Bespoke's Paul Hickey flagged 4.5 as the line in the sand, specifically if it gets there fast.
Tomorrow: $22 billion 30-year auction. Worth watching after today.
Policy Watch
Iran conflict
Iran mined the Strait. U.S. forces sank 16 Iranian minelayers Tuesday. Three cargo ships were struck by projectiles Today, one caught fire and forced crew evacuation. The Navy is now refusing escort requests from oil companies, citing attack risk. Tehran is threatening continuous strikes and says oil hits $200.
Trump said the war ends "very soon." I don't see the off-ramp. Both sides have dug in.
One thing worth sitting with: BlackRock's Larry Fink said Wednesday that if Iran is neutralized and their oil market opens up, long-term energy prices could actually fall. The logic holds. Getting there is the problem.
Federal Reserve
February's inflation read technically clears a path for cuts. The energy shock makes that almost meaningless. March's CPI will capture the full oil spike and the Fed knows it's coming. Cuts look like a late 2026 story at best.
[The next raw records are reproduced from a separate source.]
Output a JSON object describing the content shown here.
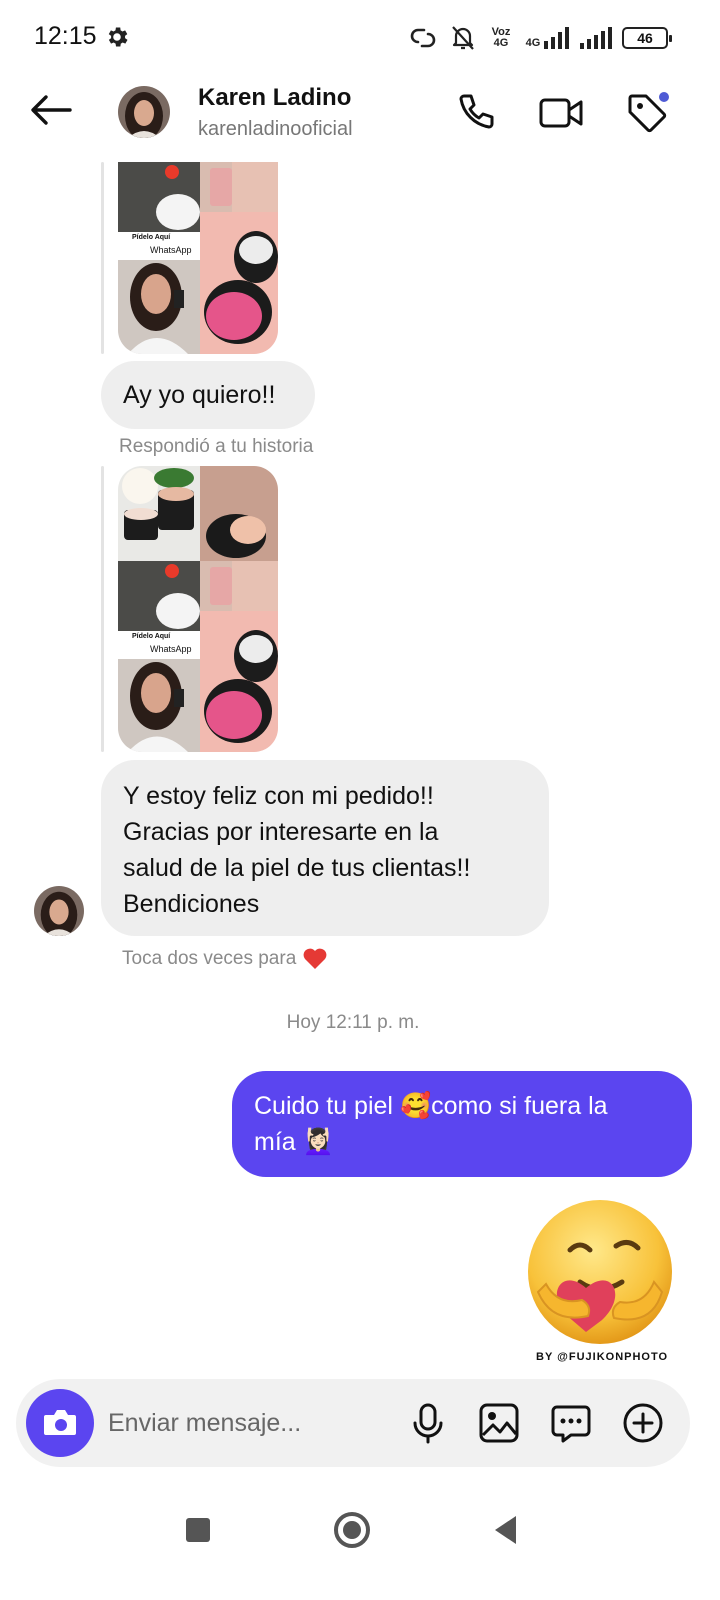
{
  "status_bar": {
    "time": "12:15",
    "network_label_1": "Voz 4G",
    "network_label_2": "4G",
    "battery": "46"
  },
  "header": {
    "contact_name": "Karen Ladino",
    "contact_handle": "karenladinooficial"
  },
  "story_image": {
    "overlay_text": "Pídelo Aquí",
    "whatsapp_text": "WhatsApp"
  },
  "messages": {
    "reply_1": "Ay yo quiero!!",
    "story_reply_label": "Respondió a tu historia",
    "reply_2": "Y estoy feliz con mi pedido!! Gracias por interesarte en la salud de la piel de tus clientas!! Bendiciones",
    "reply_2_lines": [
      "Y estoy feliz con mi pedido!!",
      "Gracias por interesarte en la",
      "salud de la piel de tus clientas!!",
      "Bendiciones"
    ],
    "double_tap_hint": "Toca dos veces para",
    "timestamp": "Hoy 12:11 p. m.",
    "sent_1_part1": "Cuido tu piel ",
    "sent_1_emoji1": "🥰",
    "sent_1_part2": "como si fuera la",
    "sent_1_part3": "mía ",
    "sent_1_emoji2": "💆🏻‍♀️",
    "sticker_credit": "BY @FUJIKONPHOTO"
  },
  "composer": {
    "placeholder": "Enviar mensaje..."
  },
  "colors": {
    "accent": "#5b45f0",
    "incoming_bubble": "#eeeeee",
    "meta_text": "#8a8a8a",
    "notification_dot": "#4f5bd5",
    "heart": "#e53935"
  }
}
Powell has no good options right now.
Fiscal and trade
The federal deficit crossed $1 trillion through February, but is running about 12% below last year's pace as revenues grow faster than spending.
Trump threatened to cut off trade with Spain over their opposition to the Iran campaign, same threat he made earlier this month before walking it back. Practically hard to execute since Spain shares a trade policy with the rest of the EU.
Other
DHS resumed Global Entry at airports despite the ongoing government funding lapse.
Maersk has 10 ships trapped in the Gulf running low on fuel.
U.S. airlines are nearly fully unhedged on fuel with jet fuel now above $4 a gallon. Margin revisions are coming.
What to Watch
30-year bond auction Thursday
$22 billion in 30-year notes tomorrow. After today's soft 10-year showing, watch how much dealers are forced to absorb.
March CPI on April 10
February's data missed the war entirely. March is where the oil shock shows up. Mark the date.
Strait of Hormuz
The IEA release buys time. Every day the strait stays closed, the supply hole gets deeper. If we hit the weekend without progress on the mines, energy markets get ugly.
Small-cap energy
Smaller domestic producers in $XOP are outperforming the majors. No Middle East exposure, full leverage to oil prices. If this drags on, the gap from $XLE keeps widening.